El Salvador
FUNDASAL E FESCOVAM
Muitos projetos bem-sucedidos de habitação por autogestão e ajuda mútua foram executados em El Salvador, inspirados especialmente no modelo FUCVAM do Uruguai. Com o objetivo original de ajudar a revitalizar centros históricos, cooperativas como a ACOVICHSS e a ACOVIVAMSE comprovam que esse modelo alternativo pode melhorar a vida dos moradores ao preencher a lacuna deixada pelo mercado e também melhorar os bairros onde é executado.
Antecedentes e Princípios Fundamentais
Assim como muitos países vizinhos, El Salvador vive um déficit habitacional que afeta desproporcionalmente as comunidades de baixa renda.1 O déficit atualmente está chegando a um milhão de unidades, e não há sinal algum de que essa tendência será revertida em breve.2
Complicações relacionadas à legalização de terras limitam o acesso a habitações adequadas para grande parte da população, enquanto a segregação e a violência continuam a impulsionar a instabilidade para muitas famílias. Em San Salvador, a capital do país, muitos domicílios enfrentam a pobreza e exclusão social. Antes de 2001, 29% da população da cidade morava em assentamentos informais onde as pessoas viviam sem segurança da posse, por causa do risco de despejo, e também em condições escassas e insalubres por causa da falta de serviços básicos, superpopulação, além de sistemas precários de saneamento e descarte de lixo.3
Para promover a produção de habitações democráticas e enfrentar uma falha do mercado habitacional com fins lucrativos, cooperativas em todo o país de El Salvador se basearam no modelo FUCVAM, que foi pioneiro no Uruguai. A Fundacion Salvadoreña de Desarrollo y Vivienda Minima (FUNDASAL ou Fundação Salvadorenha para o Desenvolvimento e Moradia Acessível) está à frente desses esforços.
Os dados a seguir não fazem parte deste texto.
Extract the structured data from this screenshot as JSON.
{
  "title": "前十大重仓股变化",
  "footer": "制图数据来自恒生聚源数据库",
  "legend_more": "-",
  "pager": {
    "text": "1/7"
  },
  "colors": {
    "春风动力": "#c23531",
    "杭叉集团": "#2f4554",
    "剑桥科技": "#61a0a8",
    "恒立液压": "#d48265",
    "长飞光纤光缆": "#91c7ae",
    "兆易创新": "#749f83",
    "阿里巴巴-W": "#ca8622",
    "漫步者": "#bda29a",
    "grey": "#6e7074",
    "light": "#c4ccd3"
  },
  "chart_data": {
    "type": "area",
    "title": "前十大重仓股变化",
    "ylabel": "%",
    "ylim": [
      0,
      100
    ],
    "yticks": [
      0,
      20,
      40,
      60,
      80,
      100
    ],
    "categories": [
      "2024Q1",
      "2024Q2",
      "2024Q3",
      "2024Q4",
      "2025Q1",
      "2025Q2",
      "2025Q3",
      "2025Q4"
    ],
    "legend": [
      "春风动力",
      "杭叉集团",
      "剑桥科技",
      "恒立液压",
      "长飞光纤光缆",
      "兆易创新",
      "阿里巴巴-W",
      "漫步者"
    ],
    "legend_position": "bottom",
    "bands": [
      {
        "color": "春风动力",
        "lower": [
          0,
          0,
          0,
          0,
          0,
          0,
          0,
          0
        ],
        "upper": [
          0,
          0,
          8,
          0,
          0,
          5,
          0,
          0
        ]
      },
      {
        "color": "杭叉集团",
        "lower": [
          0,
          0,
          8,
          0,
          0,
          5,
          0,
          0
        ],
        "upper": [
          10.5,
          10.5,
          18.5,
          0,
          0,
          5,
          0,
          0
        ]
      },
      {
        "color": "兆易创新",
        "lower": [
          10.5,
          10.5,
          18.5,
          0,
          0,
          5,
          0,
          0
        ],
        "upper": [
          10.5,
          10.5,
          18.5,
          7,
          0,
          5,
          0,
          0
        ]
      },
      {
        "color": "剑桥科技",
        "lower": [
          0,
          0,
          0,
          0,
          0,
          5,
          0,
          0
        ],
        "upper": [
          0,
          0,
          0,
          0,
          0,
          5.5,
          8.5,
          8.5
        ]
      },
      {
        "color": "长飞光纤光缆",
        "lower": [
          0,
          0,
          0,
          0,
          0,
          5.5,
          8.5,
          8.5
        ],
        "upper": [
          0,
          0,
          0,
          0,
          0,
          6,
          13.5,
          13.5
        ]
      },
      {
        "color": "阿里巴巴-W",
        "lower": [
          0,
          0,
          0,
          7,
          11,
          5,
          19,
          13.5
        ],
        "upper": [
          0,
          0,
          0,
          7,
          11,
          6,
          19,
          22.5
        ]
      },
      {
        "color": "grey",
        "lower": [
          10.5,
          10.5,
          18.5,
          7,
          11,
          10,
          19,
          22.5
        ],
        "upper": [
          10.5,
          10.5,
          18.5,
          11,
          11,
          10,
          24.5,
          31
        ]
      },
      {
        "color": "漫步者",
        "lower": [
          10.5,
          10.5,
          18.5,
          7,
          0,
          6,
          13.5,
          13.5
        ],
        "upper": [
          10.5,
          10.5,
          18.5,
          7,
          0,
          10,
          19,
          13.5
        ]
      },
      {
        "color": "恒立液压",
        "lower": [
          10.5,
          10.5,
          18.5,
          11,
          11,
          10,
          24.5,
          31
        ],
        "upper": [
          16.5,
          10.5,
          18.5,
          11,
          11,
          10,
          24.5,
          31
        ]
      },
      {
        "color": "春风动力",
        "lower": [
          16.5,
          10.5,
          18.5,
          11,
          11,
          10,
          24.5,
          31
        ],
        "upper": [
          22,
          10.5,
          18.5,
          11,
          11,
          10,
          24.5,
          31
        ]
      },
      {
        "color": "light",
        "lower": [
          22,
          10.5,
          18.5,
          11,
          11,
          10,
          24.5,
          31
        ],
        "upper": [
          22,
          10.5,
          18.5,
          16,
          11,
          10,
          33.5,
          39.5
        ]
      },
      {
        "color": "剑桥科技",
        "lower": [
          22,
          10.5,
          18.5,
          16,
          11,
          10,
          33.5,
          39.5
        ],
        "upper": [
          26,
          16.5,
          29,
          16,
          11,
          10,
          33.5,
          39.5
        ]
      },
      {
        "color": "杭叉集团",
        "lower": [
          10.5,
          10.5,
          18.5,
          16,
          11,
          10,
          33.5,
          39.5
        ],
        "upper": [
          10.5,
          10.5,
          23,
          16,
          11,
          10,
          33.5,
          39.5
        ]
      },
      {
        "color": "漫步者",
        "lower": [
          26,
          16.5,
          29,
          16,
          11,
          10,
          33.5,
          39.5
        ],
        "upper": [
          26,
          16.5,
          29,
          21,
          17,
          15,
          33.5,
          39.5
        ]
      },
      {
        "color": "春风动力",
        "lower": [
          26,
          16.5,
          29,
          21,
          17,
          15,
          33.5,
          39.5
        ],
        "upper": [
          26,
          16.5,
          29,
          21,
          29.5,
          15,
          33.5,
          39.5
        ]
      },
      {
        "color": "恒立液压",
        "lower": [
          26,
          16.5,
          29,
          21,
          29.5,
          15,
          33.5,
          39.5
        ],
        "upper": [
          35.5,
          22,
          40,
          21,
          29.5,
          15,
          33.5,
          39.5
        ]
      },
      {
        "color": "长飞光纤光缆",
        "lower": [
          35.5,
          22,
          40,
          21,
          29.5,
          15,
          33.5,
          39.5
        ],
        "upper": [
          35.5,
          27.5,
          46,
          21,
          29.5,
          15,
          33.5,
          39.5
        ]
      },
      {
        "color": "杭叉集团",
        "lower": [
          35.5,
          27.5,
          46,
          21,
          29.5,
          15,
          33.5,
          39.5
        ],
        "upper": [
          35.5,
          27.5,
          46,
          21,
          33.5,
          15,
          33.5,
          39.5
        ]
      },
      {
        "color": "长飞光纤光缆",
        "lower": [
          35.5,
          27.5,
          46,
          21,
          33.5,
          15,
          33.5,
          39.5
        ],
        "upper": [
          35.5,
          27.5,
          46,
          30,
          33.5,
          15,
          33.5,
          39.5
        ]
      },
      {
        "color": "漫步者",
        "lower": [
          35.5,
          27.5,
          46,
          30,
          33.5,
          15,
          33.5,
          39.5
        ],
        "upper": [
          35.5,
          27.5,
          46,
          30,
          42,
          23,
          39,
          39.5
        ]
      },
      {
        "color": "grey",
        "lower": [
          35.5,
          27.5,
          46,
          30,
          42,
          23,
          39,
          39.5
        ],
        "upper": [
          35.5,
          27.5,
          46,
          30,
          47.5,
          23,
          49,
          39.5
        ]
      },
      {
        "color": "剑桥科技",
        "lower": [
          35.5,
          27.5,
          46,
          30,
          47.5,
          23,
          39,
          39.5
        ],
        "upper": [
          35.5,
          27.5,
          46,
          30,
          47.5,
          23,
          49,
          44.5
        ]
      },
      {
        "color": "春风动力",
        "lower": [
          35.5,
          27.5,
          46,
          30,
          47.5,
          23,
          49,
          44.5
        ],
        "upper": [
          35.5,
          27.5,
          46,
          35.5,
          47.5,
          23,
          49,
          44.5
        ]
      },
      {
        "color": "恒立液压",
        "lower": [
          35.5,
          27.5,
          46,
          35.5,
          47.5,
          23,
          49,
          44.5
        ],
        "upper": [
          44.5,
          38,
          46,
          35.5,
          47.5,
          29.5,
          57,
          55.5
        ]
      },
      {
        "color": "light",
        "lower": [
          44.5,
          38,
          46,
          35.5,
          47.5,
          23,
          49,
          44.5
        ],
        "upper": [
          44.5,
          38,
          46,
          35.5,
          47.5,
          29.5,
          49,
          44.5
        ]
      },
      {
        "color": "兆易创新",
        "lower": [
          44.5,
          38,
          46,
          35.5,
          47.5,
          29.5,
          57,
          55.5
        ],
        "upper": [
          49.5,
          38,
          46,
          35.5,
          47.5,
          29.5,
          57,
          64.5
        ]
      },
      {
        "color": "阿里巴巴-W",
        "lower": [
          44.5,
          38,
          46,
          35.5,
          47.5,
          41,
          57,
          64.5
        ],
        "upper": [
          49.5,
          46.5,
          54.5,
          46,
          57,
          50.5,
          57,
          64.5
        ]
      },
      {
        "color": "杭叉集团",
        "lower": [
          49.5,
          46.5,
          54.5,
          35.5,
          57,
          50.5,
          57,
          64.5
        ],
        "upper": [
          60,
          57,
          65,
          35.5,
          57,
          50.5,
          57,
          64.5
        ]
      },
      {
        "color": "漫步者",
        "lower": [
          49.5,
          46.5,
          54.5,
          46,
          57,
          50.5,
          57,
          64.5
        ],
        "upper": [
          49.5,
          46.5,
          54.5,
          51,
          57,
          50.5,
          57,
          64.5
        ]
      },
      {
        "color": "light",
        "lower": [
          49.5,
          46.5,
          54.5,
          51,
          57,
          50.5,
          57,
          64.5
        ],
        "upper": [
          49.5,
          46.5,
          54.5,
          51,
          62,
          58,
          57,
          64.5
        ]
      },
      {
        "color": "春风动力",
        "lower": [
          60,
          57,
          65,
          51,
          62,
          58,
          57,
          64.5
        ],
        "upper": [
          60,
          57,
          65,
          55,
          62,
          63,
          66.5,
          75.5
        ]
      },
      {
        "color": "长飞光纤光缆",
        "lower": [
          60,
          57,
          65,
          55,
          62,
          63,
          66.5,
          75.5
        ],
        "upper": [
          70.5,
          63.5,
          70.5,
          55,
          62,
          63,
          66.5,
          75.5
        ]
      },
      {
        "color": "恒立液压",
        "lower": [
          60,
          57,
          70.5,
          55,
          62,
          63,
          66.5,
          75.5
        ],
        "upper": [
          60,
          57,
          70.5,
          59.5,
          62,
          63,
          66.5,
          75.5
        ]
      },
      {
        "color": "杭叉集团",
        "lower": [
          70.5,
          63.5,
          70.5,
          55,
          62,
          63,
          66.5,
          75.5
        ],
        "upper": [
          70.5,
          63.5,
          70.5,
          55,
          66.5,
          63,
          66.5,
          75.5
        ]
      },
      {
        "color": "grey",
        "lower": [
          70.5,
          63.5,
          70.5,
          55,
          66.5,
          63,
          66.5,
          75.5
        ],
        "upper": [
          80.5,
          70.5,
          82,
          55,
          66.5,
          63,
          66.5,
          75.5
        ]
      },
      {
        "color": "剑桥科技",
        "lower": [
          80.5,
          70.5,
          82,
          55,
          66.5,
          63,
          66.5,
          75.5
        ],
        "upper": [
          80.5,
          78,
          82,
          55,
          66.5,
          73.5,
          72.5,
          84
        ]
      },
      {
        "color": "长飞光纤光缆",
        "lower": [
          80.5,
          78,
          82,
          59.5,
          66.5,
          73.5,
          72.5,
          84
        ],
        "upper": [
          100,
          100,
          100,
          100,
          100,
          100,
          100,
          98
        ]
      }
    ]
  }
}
A FUNDASAL é uma organização privada de auxílio sem fins lucrativos, dedicada ao desenvolvimento sustentável e igualitário, apoiando esforços locais na produção de habitações autogeridas.4 Ao adotar o modelo FUCVAM do Uruguai, as cooperativas se envolvem em práticas de ajuda mútua e governança democrática; usam o Sweat Equity para economizar em custos de mão-de-obra, promover preços acessíveis a longo prazo e incentivar residentes a se envolverem mais profundamente no planejamento, na manutenção e na divulgação desses projetos. Essas práticas destacam o sucesso e potencial da luta por habitações democráticas e autogeridas em El Salvador e em outros locais.

Implementação e Impacto
Os objetivos desses projetos habitacionais, que fornecem uma alternativa bem-vinda para soluções impulsionadas pelo mercado, são muito claros: proteger as famílias, fornecendo oportunidades em centros históricos da cidade; resistir à ameaça de despejo de populações vulneráveis; revitalizar os centros históricos da cidade por meio de atividades artísticas, educacionais e culturais, melhorando a comunidade em geral; e mitigar a expansão de assentamentos informais, que tendem a se concentrar na periferia urbana.5
A FUNDASAL modelou sua abordagem para produzir habitações de ajuda mútua de acordo com a abordagem da FUCVAM e em parceria com a Federación Salvadoreña de Cooperativas de Vivienda por Ayuda Mutua (Federação Salvadorenha de Cooperativas Habitacionais por Ajuda Mútua ou FESCOVAM) e com a comunidade local para criar as primeiras cooperativas habitacionais de ajuda mútua.6
Duas das primeiras cooperativas habitacionais, a Asociación Cooperativa de Vivienda por Ayuda Mutua del Centro Histórico de San Salvador (ACOVICHSS) e a Asociación Cooperativa de Vivienda por Ayuda Mutua del Barrio San Esteban (ACOVIVAMSE), juntaram um terreno no centro histórico de San Salvador adquirindo lotes do governo a um baixo custo e comprando lotes de proprietários de propriedades privadas. Com designs inspirados em características históricas do bairro, a ACOVICHSS e a ACOVIVAMSE substituíram ou reformaram construções envelhecidas ou dilapidadas no centro histórico fazendo novas construções, com espaços públicos compartilhados e espaços comerciais. Ao manter a estética do centro histórico, as cooperativas construíram blocos coloridos, com vários andares e com pátios centrais para maximizar a luz e ventilação naturais e as oportunidades para uma maior coesão social. Além disso, as cooperativas iniciaram diversos programas sociais para beneficiar os moradores, incluindo hortas cooperativas no centro da cidade para fornecer alimentos locais, saudáveis e acessíveis, além do desenvolvimento de programas de trabalho para ajudar os moradores a encontrar empregos melhores. Além de proporcionar uma melhoria drástica de moradia para as famílias que agora vivem nesses projetos habitacionais, a prefeitura de San Salvador também melhorou o bairro construindo uma praça adjacente.7 A abordagem holística para melhorar a malha urbana desses projetos demonstra o potencial de habitações autogeridas para melhorar bairros existentes.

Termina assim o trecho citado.